Project
Drone-based drought stress detection
Potato crops are increasingly facing drought stress. One fast way to detect drought stress is to measure the canopy temperature, by capturing thermal images with drones. However, these measurements are strongly influenced by the environment and additional work is needed to ensure accurate temperature measurements.
Project description
Due to the effects of climate change, Dutch potato crops will experience increasing drought stress in the future. Potato plants experiencing drought tend to close their stomata to reduce water loss through transpiration. At the same time, this restricts the intake of CO2 and, consequently, photosynthesis. However, not all potato varieties are equally affected. Some varieties possess traits which make it more resilient against drought stress, e.g., by developing a deeper root system, enabling them to keep their stomata open and maintain photosynthesis.
A side effect of transpiration is evaporative cooling. In theory, this leads to cooler canopy temperatures for crops with sufficient water availability compare to those under drought stress. The relationship between water availability and canopy temperature has been used to define the crop water stress index, which uses the canopy temperature as a proxy measurement for the limitation on photosynthesis and crop productivity.

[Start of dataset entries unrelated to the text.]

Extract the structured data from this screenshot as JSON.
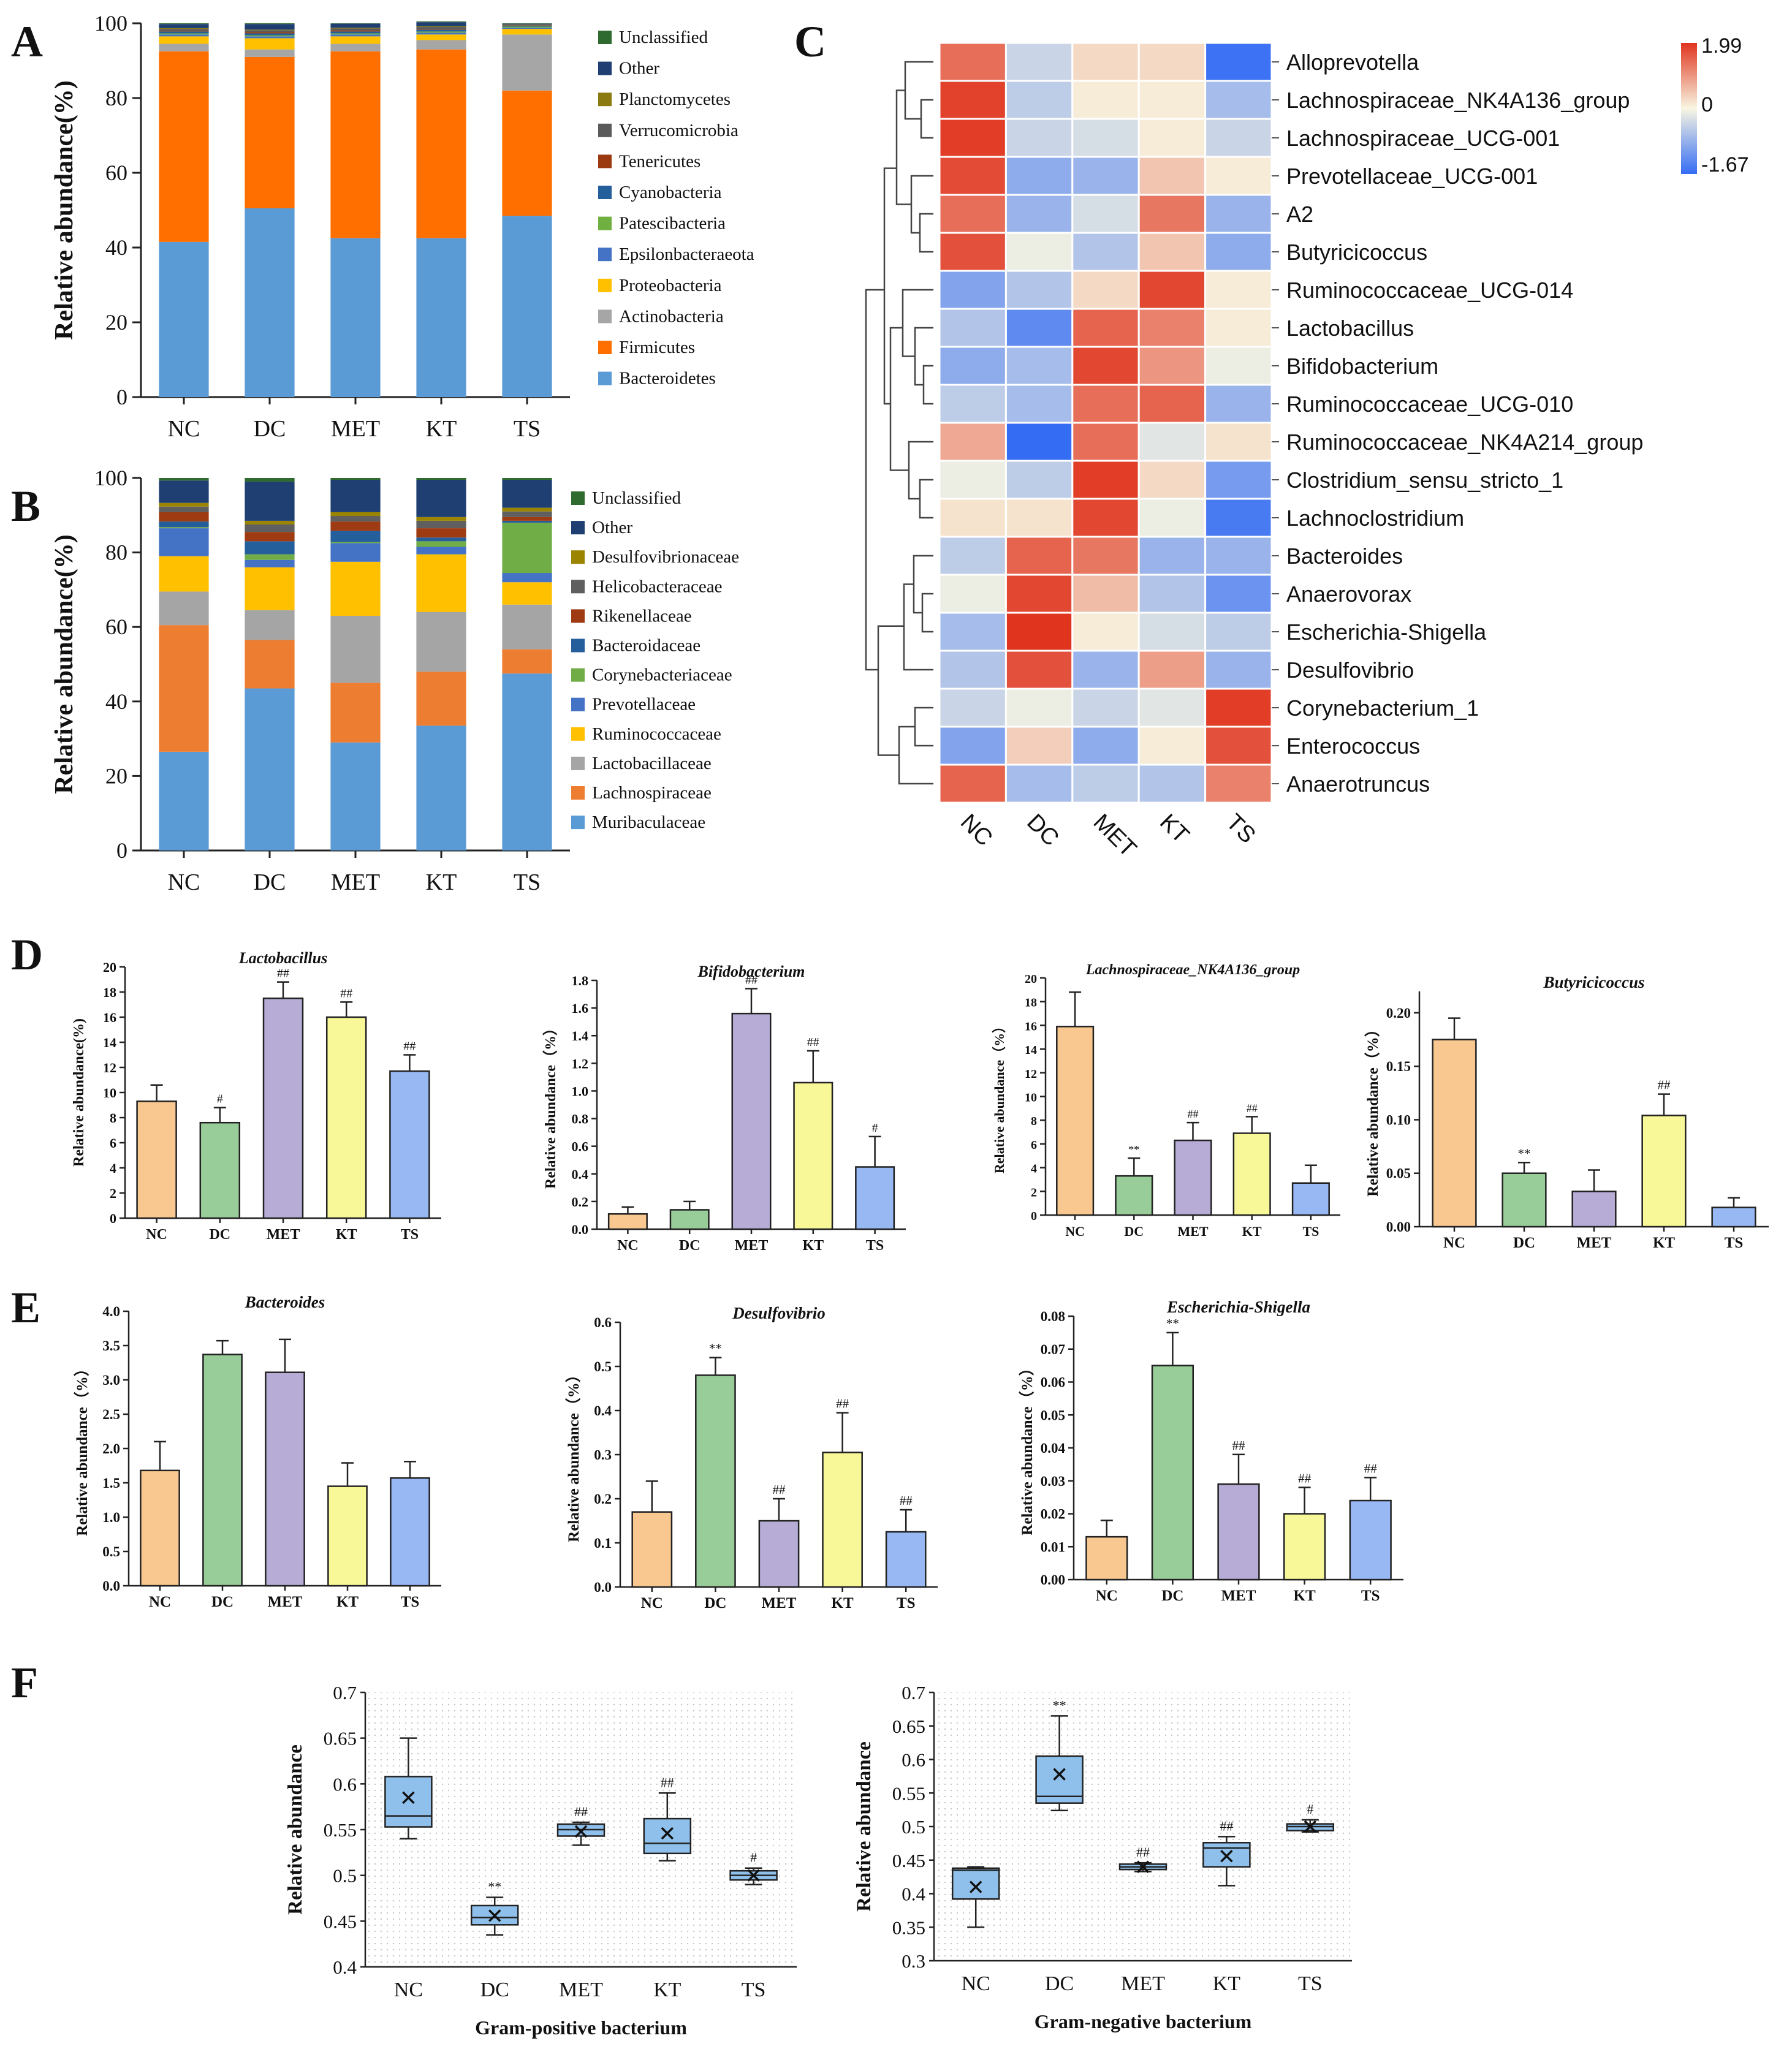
{
  "panel_letters": [
    "A",
    "B",
    "C",
    "D",
    "E",
    "F"
  ],
  "colors": {
    "Unclassified": "#2f6b2f",
    "Other": "#1f3f73",
    "Planctomycetes": "#8a7a10",
    "Verrucomicrobia": "#5a5a5a",
    "Tenericutes": "#9b3a10",
    "Cyanobacteria": "#245f9c",
    "Patescibacteria": "#6fb040",
    "Epsilonbacteraeota": "#4472c4",
    "Proteobacteria": "#ffc000",
    "Actinobacteria": "#a6a6a6",
    "Firmicutes": "#ff6f00",
    "Bacteroidetes": "#5b9bd5",
    "Desulfovibrionaceae": "#9a8400",
    "Helicobacteraceae": "#5f5f5f",
    "Rikenellaceae": "#9e3b12",
    "Bacteroidaceae": "#245f9c",
    "Corynebacteriaceae": "#70ad47",
    "Prevotellaceae": "#4472c4",
    "Ruminococcaceae": "#ffc000",
    "Lactobacillaceae": "#a5a5a5",
    "Lachnospiraceae": "#ed7d31",
    "Muribaculaceae": "#5b9bd5",
    "bar_NC": "#f8c890",
    "bar_DC": "#98cc98",
    "bar_MET": "#b6acd6",
    "bar_KT": "#f8f898",
    "bar_TS": "#98b8f4",
    "box_fill": "#8fc0ec"
  },
  "chart_data": [
    {
      "id": "A",
      "type": "bar",
      "stacked": true,
      "categories": [
        "NC",
        "DC",
        "MET",
        "KT",
        "TS"
      ],
      "ylabel": "Relative abundance(%)",
      "ylim": [
        0,
        100
      ],
      "yticks": [
        "0",
        "20",
        "40",
        "60",
        "80",
        "100"
      ],
      "legend": [
        "Unclassified",
        "Other",
        "Planctomycetes",
        "Verrucomicrobia",
        "Tenericutes",
        "Cyanobacteria",
        "Patescibacteria",
        "Epsilonbacteraeota",
        "Proteobacteria",
        "Actinobacteria",
        "Firmicutes",
        "Bacteroidetes"
      ],
      "series": [
        {
          "name": "Bacteroidetes",
          "values": [
            41.5,
            50.5,
            42.5,
            42.5,
            48.5
          ]
        },
        {
          "name": "Firmicutes",
          "values": [
            51,
            40.5,
            50,
            50.5,
            33.5
          ]
        },
        {
          "name": "Actinobacteria",
          "values": [
            2,
            2,
            2,
            2.5,
            15
          ]
        },
        {
          "name": "Proteobacteria",
          "values": [
            2,
            3,
            2,
            1.5,
            1.5
          ]
        },
        {
          "name": "Epsilonbacteraeota",
          "values": [
            0.5,
            0.5,
            0.5,
            0.5,
            0.3
          ]
        },
        {
          "name": "Patescibacteria",
          "values": [
            0.3,
            0.3,
            0.3,
            0.3,
            0.3
          ]
        },
        {
          "name": "Cyanobacteria",
          "values": [
            0.5,
            0.5,
            0.5,
            0.5,
            0.2
          ]
        },
        {
          "name": "Tenericutes",
          "values": [
            0.2,
            0.3,
            0.3,
            0.2,
            0.1
          ]
        },
        {
          "name": "Verrucomicrobia",
          "values": [
            0.5,
            0.5,
            0.5,
            0.5,
            0.2
          ]
        },
        {
          "name": "Planctomycetes",
          "values": [
            0.2,
            0.2,
            0.2,
            0.2,
            0.1
          ]
        },
        {
          "name": "Other",
          "values": [
            1.1,
            1.5,
            1.1,
            1.1,
            0.2
          ]
        },
        {
          "name": "Unclassified",
          "values": [
            0.2,
            0.2,
            0.1,
            0.2,
            0.1
          ]
        }
      ]
    },
    {
      "id": "B",
      "type": "bar",
      "stacked": true,
      "categories": [
        "NC",
        "DC",
        "MET",
        "KT",
        "TS"
      ],
      "ylabel": "Relative abundance(%)",
      "ylim": [
        0,
        100
      ],
      "yticks": [
        "0",
        "20",
        "40",
        "60",
        "80",
        "100"
      ],
      "legend": [
        "Unclassified",
        "Other",
        "Desulfovibrionaceae",
        "Helicobacteraceae",
        "Rikenellaceae",
        "Bacteroidaceae",
        "Corynebacteriaceae",
        "Prevotellaceae",
        "Ruminococcaceae",
        "Lactobacillaceae",
        "Lachnospiraceae",
        "Muribaculaceae"
      ],
      "series": [
        {
          "name": "Muribaculaceae",
          "values": [
            26.5,
            43.5,
            29,
            33.5,
            47.5
          ]
        },
        {
          "name": "Lachnospiraceae",
          "values": [
            34,
            13,
            16,
            14.5,
            6.5
          ]
        },
        {
          "name": "Lactobacillaceae",
          "values": [
            9,
            8,
            18,
            16,
            12
          ]
        },
        {
          "name": "Ruminococcaceae",
          "values": [
            9.5,
            11.5,
            14.5,
            15.5,
            6
          ]
        },
        {
          "name": "Prevotellaceae",
          "values": [
            7.5,
            2,
            5,
            2,
            2.5
          ]
        },
        {
          "name": "Corynebacteriaceae",
          "values": [
            0.3,
            1.5,
            0.3,
            1.5,
            13.5
          ]
        },
        {
          "name": "Bacteroidaceae",
          "values": [
            1.5,
            3.5,
            3,
            1,
            0.5
          ]
        },
        {
          "name": "Rikenellaceae",
          "values": [
            2.5,
            2.5,
            2.5,
            2.5,
            1
          ]
        },
        {
          "name": "Helicobacteraceae",
          "values": [
            1.5,
            2,
            1.5,
            2,
            1.5
          ]
        },
        {
          "name": "Desulfovibrionaceae",
          "values": [
            1,
            1,
            1,
            1,
            1
          ]
        },
        {
          "name": "Other",
          "values": [
            6,
            10.5,
            8.7,
            10,
            7.5
          ]
        },
        {
          "name": "Unclassified",
          "values": [
            0.7,
            1,
            0.5,
            0.5,
            0.5
          ]
        }
      ]
    },
    {
      "id": "C",
      "type": "heatmap",
      "columns": [
        "NC",
        "DC",
        "MET",
        "KT",
        "TS"
      ],
      "rows": [
        "Alloprevotella",
        "Lachnospiraceae_NK4A136_group",
        "Lachnospiraceae_UCG-001",
        "Prevotellaceae_UCG-001",
        "A2",
        "Butyricicoccus",
        "Ruminococcaceae_UCG-014",
        "Lactobacillus",
        "Bifidobacterium",
        "Ruminococcaceae_UCG-010",
        "Ruminococcaceae_NK4A214_group",
        "Clostridium_sensu_stricto_1",
        "Lachnoclostridium",
        "Bacteroides",
        "Anaerovorax",
        "Escherichia-Shigella",
        "Desulfovibrio",
        "Corynebacterium_1",
        "Enterococcus",
        "Anaerotruncus"
      ],
      "values": [
        [
          1.4,
          -0.4,
          0.3,
          0.3,
          -1.6
        ],
        [
          1.85,
          -0.5,
          0.1,
          0.1,
          -0.7
        ],
        [
          1.9,
          -0.4,
          -0.3,
          0.1,
          -0.4
        ],
        [
          1.75,
          -0.9,
          -0.8,
          0.5,
          0.1
        ],
        [
          1.4,
          -0.8,
          -0.3,
          1.3,
          -0.8
        ],
        [
          1.7,
          -0.1,
          -0.6,
          0.5,
          -0.9
        ],
        [
          -1.0,
          -0.6,
          0.3,
          1.8,
          0.1
        ],
        [
          -0.6,
          -1.3,
          1.5,
          1.2,
          0.1
        ],
        [
          -0.9,
          -0.7,
          1.8,
          1.0,
          -0.1
        ],
        [
          -0.5,
          -0.7,
          1.4,
          1.5,
          -0.8
        ],
        [
          0.8,
          -1.67,
          1.4,
          -0.2,
          0.2
        ],
        [
          -0.1,
          -0.5,
          1.9,
          0.3,
          -1.1
        ],
        [
          0.2,
          0.2,
          1.8,
          -0.1,
          -1.5
        ],
        [
          -0.5,
          1.5,
          1.3,
          -0.8,
          -0.8
        ],
        [
          -0.1,
          1.8,
          0.6,
          -0.6,
          -1.2
        ],
        [
          -0.7,
          1.99,
          0.1,
          -0.3,
          -0.5
        ],
        [
          -0.6,
          1.7,
          -0.8,
          0.9,
          -0.8
        ],
        [
          -0.4,
          -0.1,
          -0.4,
          -0.2,
          1.9
        ],
        [
          -1.0,
          0.4,
          -0.9,
          0.1,
          1.7
        ],
        [
          1.5,
          -0.7,
          -0.5,
          -0.6,
          1.2
        ]
      ],
      "scale": {
        "max": "1.99",
        "mid": "0",
        "min": "-1.67"
      }
    },
    {
      "id": "D1",
      "type": "bar",
      "title": "Lactobacillus",
      "ylabel": "Relative abundance(%)",
      "categories": [
        "NC",
        "DC",
        "MET",
        "KT",
        "TS"
      ],
      "values": [
        9.3,
        7.6,
        17.5,
        16.0,
        11.7
      ],
      "errors": [
        1.3,
        1.2,
        1.3,
        1.2,
        1.3
      ],
      "annotations": [
        "",
        "#",
        "##",
        "##",
        "##"
      ],
      "ylim": [
        0,
        20
      ],
      "yticks": [
        "0",
        "2",
        "4",
        "6",
        "8",
        "10",
        "12",
        "14",
        "16",
        "18",
        "20"
      ]
    },
    {
      "id": "D2",
      "type": "bar",
      "title": "Bifidobacterium",
      "ylabel": "Relative abundance（%）",
      "categories": [
        "NC",
        "DC",
        "MET",
        "KT",
        "TS"
      ],
      "values": [
        0.11,
        0.14,
        1.56,
        1.06,
        0.45
      ],
      "errors": [
        0.05,
        0.06,
        0.18,
        0.23,
        0.22
      ],
      "annotations": [
        "",
        "",
        "##",
        "##",
        "#"
      ],
      "ylim": [
        0,
        1.8
      ],
      "yticks": [
        "0.0",
        "0.2",
        "0.4",
        "0.6",
        "0.8",
        "1.0",
        "1.2",
        "1.4",
        "1.6",
        "1.8"
      ]
    },
    {
      "id": "D3",
      "type": "bar",
      "title": "Lachnospiraceae_NK4A136_group",
      "ylabel": "Relative abundance（%）",
      "categories": [
        "NC",
        "DC",
        "MET",
        "KT",
        "TS"
      ],
      "values": [
        15.9,
        3.3,
        6.3,
        6.9,
        2.7
      ],
      "errors": [
        2.9,
        1.5,
        1.5,
        1.4,
        1.5
      ],
      "annotations": [
        "",
        "**",
        "##",
        "##",
        ""
      ],
      "ylim": [
        0,
        20
      ],
      "yticks": [
        "0",
        "2",
        "4",
        "6",
        "8",
        "10",
        "12",
        "14",
        "16",
        "18",
        "20"
      ]
    },
    {
      "id": "D4",
      "type": "bar",
      "title": "Butyricicoccus",
      "ylabel": "Relative abundance（%）",
      "categories": [
        "NC",
        "DC",
        "MET",
        "KT",
        "TS"
      ],
      "values": [
        0.175,
        0.05,
        0.033,
        0.104,
        0.018
      ],
      "errors": [
        0.02,
        0.01,
        0.02,
        0.02,
        0.009
      ],
      "annotations": [
        "",
        "**",
        "",
        "##",
        ""
      ],
      "ylim": [
        0,
        0.22
      ],
      "yticks": [
        "0.00",
        "0.05",
        "0.10",
        "0.15",
        "0.20"
      ]
    },
    {
      "id": "E1",
      "type": "bar",
      "title": "Bacteroides",
      "ylabel": "Relative abundance（%）",
      "categories": [
        "NC",
        "DC",
        "MET",
        "KT",
        "TS"
      ],
      "values": [
        1.68,
        3.37,
        3.11,
        1.45,
        1.57
      ],
      "errors": [
        0.42,
        0.2,
        0.48,
        0.34,
        0.24
      ],
      "annotations": [
        "",
        "",
        "",
        "",
        ""
      ],
      "ylim": [
        0,
        4
      ],
      "yticks": [
        "0.0",
        "0.5",
        "1.0",
        "1.5",
        "2.0",
        "2.5",
        "3.0",
        "3.5",
        "4.0"
      ]
    },
    {
      "id": "E2",
      "type": "bar",
      "title": "Desulfovibrio",
      "ylabel": "Relative abundance（%）",
      "categories": [
        "NC",
        "DC",
        "MET",
        "KT",
        "TS"
      ],
      "values": [
        0.17,
        0.48,
        0.15,
        0.305,
        0.125
      ],
      "errors": [
        0.07,
        0.04,
        0.05,
        0.09,
        0.05
      ],
      "annotations": [
        "",
        "**",
        "##",
        "##",
        "##"
      ],
      "ylim": [
        0,
        0.6
      ],
      "yticks": [
        "0.0",
        "0.1",
        "0.2",
        "0.3",
        "0.4",
        "0.5",
        "0.6"
      ]
    },
    {
      "id": "E3",
      "type": "bar",
      "title": "Escherichia-Shigella",
      "ylabel": "Relative abundance（%）",
      "categories": [
        "NC",
        "DC",
        "MET",
        "KT",
        "TS"
      ],
      "values": [
        0.013,
        0.065,
        0.029,
        0.02,
        0.024
      ],
      "errors": [
        0.005,
        0.01,
        0.009,
        0.008,
        0.007
      ],
      "annotations": [
        "",
        "**",
        "##",
        "##",
        "##"
      ],
      "ylim": [
        0,
        0.08
      ],
      "yticks": [
        "0.00",
        "0.01",
        "0.02",
        "0.03",
        "0.04",
        "0.05",
        "0.06",
        "0.07",
        "0.08"
      ]
    },
    {
      "id": "F1",
      "type": "box",
      "xlabel": "Gram-positive bacterium",
      "ylabel": "Relative abundance",
      "categories": [
        "NC",
        "DC",
        "MET",
        "KT",
        "TS"
      ],
      "ylim": [
        0.4,
        0.7
      ],
      "yticks": [
        "0.4",
        "0.45",
        "0.5",
        "0.55",
        "0.6",
        "0.65",
        "0.7"
      ],
      "boxes": [
        {
          "min": 0.54,
          "q1": 0.553,
          "median": 0.565,
          "q3": 0.608,
          "max": 0.65,
          "mean": 0.585
        },
        {
          "min": 0.435,
          "q1": 0.446,
          "median": 0.454,
          "q3": 0.467,
          "max": 0.476,
          "mean": 0.456
        },
        {
          "min": 0.533,
          "q1": 0.543,
          "median": 0.55,
          "q3": 0.556,
          "max": 0.558,
          "mean": 0.548
        },
        {
          "min": 0.516,
          "q1": 0.524,
          "median": 0.535,
          "q3": 0.562,
          "max": 0.59,
          "mean": 0.546
        },
        {
          "min": 0.49,
          "q1": 0.495,
          "median": 0.5,
          "q3": 0.505,
          "max": 0.508,
          "mean": 0.5
        }
      ],
      "annotations": [
        "",
        "**",
        "##",
        "##",
        "#"
      ]
    },
    {
      "id": "F2",
      "type": "box",
      "xlabel": "Gram-negative bacterium",
      "ylabel": "Relative abundance",
      "categories": [
        "NC",
        "DC",
        "MET",
        "KT",
        "TS"
      ],
      "ylim": [
        0.3,
        0.7
      ],
      "yticks": [
        "0.3",
        "0.35",
        "0.4",
        "0.45",
        "0.5",
        "0.55",
        "0.6",
        "0.65",
        "0.7"
      ],
      "boxes": [
        {
          "min": 0.35,
          "q1": 0.392,
          "median": 0.435,
          "q3": 0.438,
          "max": 0.44,
          "mean": 0.41
        },
        {
          "min": 0.524,
          "q1": 0.535,
          "median": 0.545,
          "q3": 0.605,
          "max": 0.665,
          "mean": 0.578
        },
        {
          "min": 0.433,
          "q1": 0.436,
          "median": 0.44,
          "q3": 0.444,
          "max": 0.446,
          "mean": 0.44
        },
        {
          "min": 0.412,
          "q1": 0.44,
          "median": 0.468,
          "q3": 0.476,
          "max": 0.485,
          "mean": 0.456
        },
        {
          "min": 0.492,
          "q1": 0.494,
          "median": 0.5,
          "q3": 0.504,
          "max": 0.51,
          "mean": 0.5
        }
      ],
      "annotations": [
        "",
        "**",
        "##",
        "##",
        "#"
      ]
    }
  ]
}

Temperature is relatively simple to measure using
thermal infrared cameras. Mounting these cameras on drones allows for
high-throughput phenotyping of canopy temperature, and with it drought stress. To
serve as an effective indicator the temperature measurement has be accurate, however,
thermal infrared sensors are easily influenced by the environment, and even a
passing cloud can have a strong effect on the measured value. Therefore, before
the data can be used for analysis, it needs to be calibrated to minimize noise.
Objective and methods
Objectives
The project will compare different methods of calibrating drone-based thermal infrared images, e.g., using reference surfaces or machine learning.
Methods
Thermal image data has been collected on a large-scale potato field experiment with different irrigation schedules and varieties. There are additional measurements, e.g., on the temperature of reference surfaces and canopy temperature using ground-based sensors. There is the option of collecting additional data in 2025 by flying the drones yourself (we can help you getting the necessary drone license and training).
Expectations
The project will lead to calibration method
suitable for identifying variety-specific differences of canopy temperature
under drought stress.
Required skills
Good knowledge of statistics and R/Python programming is required.
Ideally, you have completed at least one of these courses:
- CSA30806 Research Methods in Crop Science
- CSA30306 Advanced Crop Physiology
- CSA32806 Modelling Functional Diversity in Crop Systems
- CSA34806 Advanced Agronomy
- Or any course related to remote sensing and image analysis
Types of research/work
Data analysis with some (optional) fieldwork
Period
Flexible, depending on the need/wish of collecting additional data. The 2025 field experiment is running from May to October.
Location
The project is based in Wageningen with data from field experiments in Friesland, Zeeland, and Wageningen.